Submitted to: Journal of Plant Physiology
Publication Type: Peer Reviewed Journal
Publication Acceptance Date: 1/1/1997
Publication Date: N/A
Citation: N/A

Interpretive Summary: The southwest cotton crop is often exposed to limited water and extremely high temperatures that can inhibit photosynthesis, thereby decreasing yield and quality. For cotton and other important crops, the heat-induced inhibition of photosynthesis is directly related to an effect on a chloroplast-localized enzyme called Rubisco activase. Rubisco activase functions to activate the enzyme, called Rubisco, that catalyzes the fixation of CO2 into sugars. Rubisco activase is found in two nearly identical forms in most plant species, but there is no information about the biological significance of this fact. We have used the cloned forms of Rubisco activase from spinach to determine the response of the two forms to high temperature. Our results demonstrate that the long form is much more tolerant of high temperatures than the short form. Significantly, when the two forms of the enzyme are mixed together the short form is protected against heat-inhibition. Our results provide the first scientific basis to form a hypothesis about the need for two forms of the enzyme. We will pursue research to determine how heat stress alters the metabolism of the two forms of Rubisco activase in cotton and we will determine if genetic differences in the production of the two forms in different crop species is related to high-temperature tolerance. This work is applicable to scientists in both the public and private sectors that are interested in plant response to environmental stress.

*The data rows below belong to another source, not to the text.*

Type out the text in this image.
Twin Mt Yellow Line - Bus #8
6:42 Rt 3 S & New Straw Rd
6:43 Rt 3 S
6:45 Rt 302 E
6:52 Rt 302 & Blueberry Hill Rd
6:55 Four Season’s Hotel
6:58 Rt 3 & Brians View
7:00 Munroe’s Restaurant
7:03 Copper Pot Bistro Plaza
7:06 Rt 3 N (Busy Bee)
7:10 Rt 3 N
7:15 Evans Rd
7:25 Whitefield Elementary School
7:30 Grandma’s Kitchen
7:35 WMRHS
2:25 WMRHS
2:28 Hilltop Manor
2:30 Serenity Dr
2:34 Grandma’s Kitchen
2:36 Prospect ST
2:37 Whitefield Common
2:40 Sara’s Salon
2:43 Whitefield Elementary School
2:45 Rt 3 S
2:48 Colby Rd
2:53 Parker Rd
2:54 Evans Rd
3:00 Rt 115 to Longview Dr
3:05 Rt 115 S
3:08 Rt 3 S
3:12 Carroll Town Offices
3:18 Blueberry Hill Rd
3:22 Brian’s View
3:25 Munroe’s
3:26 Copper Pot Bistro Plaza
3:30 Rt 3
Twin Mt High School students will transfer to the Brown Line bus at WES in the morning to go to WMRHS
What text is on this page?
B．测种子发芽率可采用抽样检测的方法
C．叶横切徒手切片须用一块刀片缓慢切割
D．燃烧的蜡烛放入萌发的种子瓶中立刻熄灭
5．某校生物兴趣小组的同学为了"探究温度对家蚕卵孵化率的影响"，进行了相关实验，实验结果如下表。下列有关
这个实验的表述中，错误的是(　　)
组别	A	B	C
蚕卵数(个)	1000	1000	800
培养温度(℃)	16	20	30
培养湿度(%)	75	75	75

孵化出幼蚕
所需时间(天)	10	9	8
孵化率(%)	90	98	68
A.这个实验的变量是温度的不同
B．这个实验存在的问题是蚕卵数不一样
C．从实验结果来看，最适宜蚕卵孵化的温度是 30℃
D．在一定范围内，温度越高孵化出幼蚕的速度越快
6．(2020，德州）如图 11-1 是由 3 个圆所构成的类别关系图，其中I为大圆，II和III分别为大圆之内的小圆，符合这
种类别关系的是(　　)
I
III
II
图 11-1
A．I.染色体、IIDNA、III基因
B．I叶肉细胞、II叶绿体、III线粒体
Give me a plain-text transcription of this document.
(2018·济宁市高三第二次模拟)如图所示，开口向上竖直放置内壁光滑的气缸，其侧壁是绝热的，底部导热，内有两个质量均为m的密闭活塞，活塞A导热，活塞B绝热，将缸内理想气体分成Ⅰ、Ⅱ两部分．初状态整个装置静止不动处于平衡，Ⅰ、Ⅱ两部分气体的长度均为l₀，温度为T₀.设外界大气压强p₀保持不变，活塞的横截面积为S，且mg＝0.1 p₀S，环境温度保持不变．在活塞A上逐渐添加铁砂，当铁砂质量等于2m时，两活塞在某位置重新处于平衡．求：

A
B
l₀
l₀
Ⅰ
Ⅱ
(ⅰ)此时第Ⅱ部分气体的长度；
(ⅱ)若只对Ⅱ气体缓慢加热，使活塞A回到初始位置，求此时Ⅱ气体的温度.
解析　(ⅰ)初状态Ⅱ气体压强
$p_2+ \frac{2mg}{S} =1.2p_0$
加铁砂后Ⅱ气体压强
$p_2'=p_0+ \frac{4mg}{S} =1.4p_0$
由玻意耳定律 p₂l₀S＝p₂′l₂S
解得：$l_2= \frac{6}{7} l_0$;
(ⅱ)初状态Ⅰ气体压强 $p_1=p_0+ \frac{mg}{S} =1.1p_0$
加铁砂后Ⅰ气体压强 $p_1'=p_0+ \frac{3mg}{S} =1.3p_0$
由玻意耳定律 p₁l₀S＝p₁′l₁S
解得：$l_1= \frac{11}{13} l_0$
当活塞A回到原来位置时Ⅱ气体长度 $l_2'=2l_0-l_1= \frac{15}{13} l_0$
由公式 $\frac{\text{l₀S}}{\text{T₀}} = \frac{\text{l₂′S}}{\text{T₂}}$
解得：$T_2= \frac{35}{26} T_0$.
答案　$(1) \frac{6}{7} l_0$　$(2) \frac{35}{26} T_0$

Technical Abstract: Ribulose-1,5-bisphosphate carboxylase/oxygenase activase often consists of two polypeptides that arise from alternative splicing of pre-mRNA. In this study, recombinant versions of the spinach (Spinacea oleracea L.) 45 kD and 41 kD forms of activase were analyzed for their response to temperature. The temperature optimum for ATPase hydrolysis by the 45 kD form was 45 deg. .C, approximately 13 deg. C higher than the 41 kD form. When the two forms were mixed, the temperature response of the hybrid enzyme was similar to the 45 kD form. In the absence of adenine nucleotide, preincubation of either activase form at temperatures above 25 deg. C inactivated ATPase activity (T50 = 30 deg. C). ATPgS, but not ADP, significantly enhanced the thermostability of the 45 kD form (T50 = 55 deg. C), but was much less effective for the 41 kD form (T50 = 41 deg. C). Measurements of intrinsic fluorescence showed that the increase that is associated with ATPgS-induced dsubunit aggregation was lost at a much lower temperature for the 41 kD for than for either the 45 kD form or a mixture of the two forms. However, the two activase forms were equally susceptible to limited proteolysis after heat treatment. The results indicate that 1) the two forms of activase differ in thermal stability; 2) the 45 kD form confers increased thermal stability to the 41 kD form in the hybrid enzyme; and 3) a loss of subunit interactions, rather than enzyme denaturation, appears to be the initial cause of temperature inactivation of activase.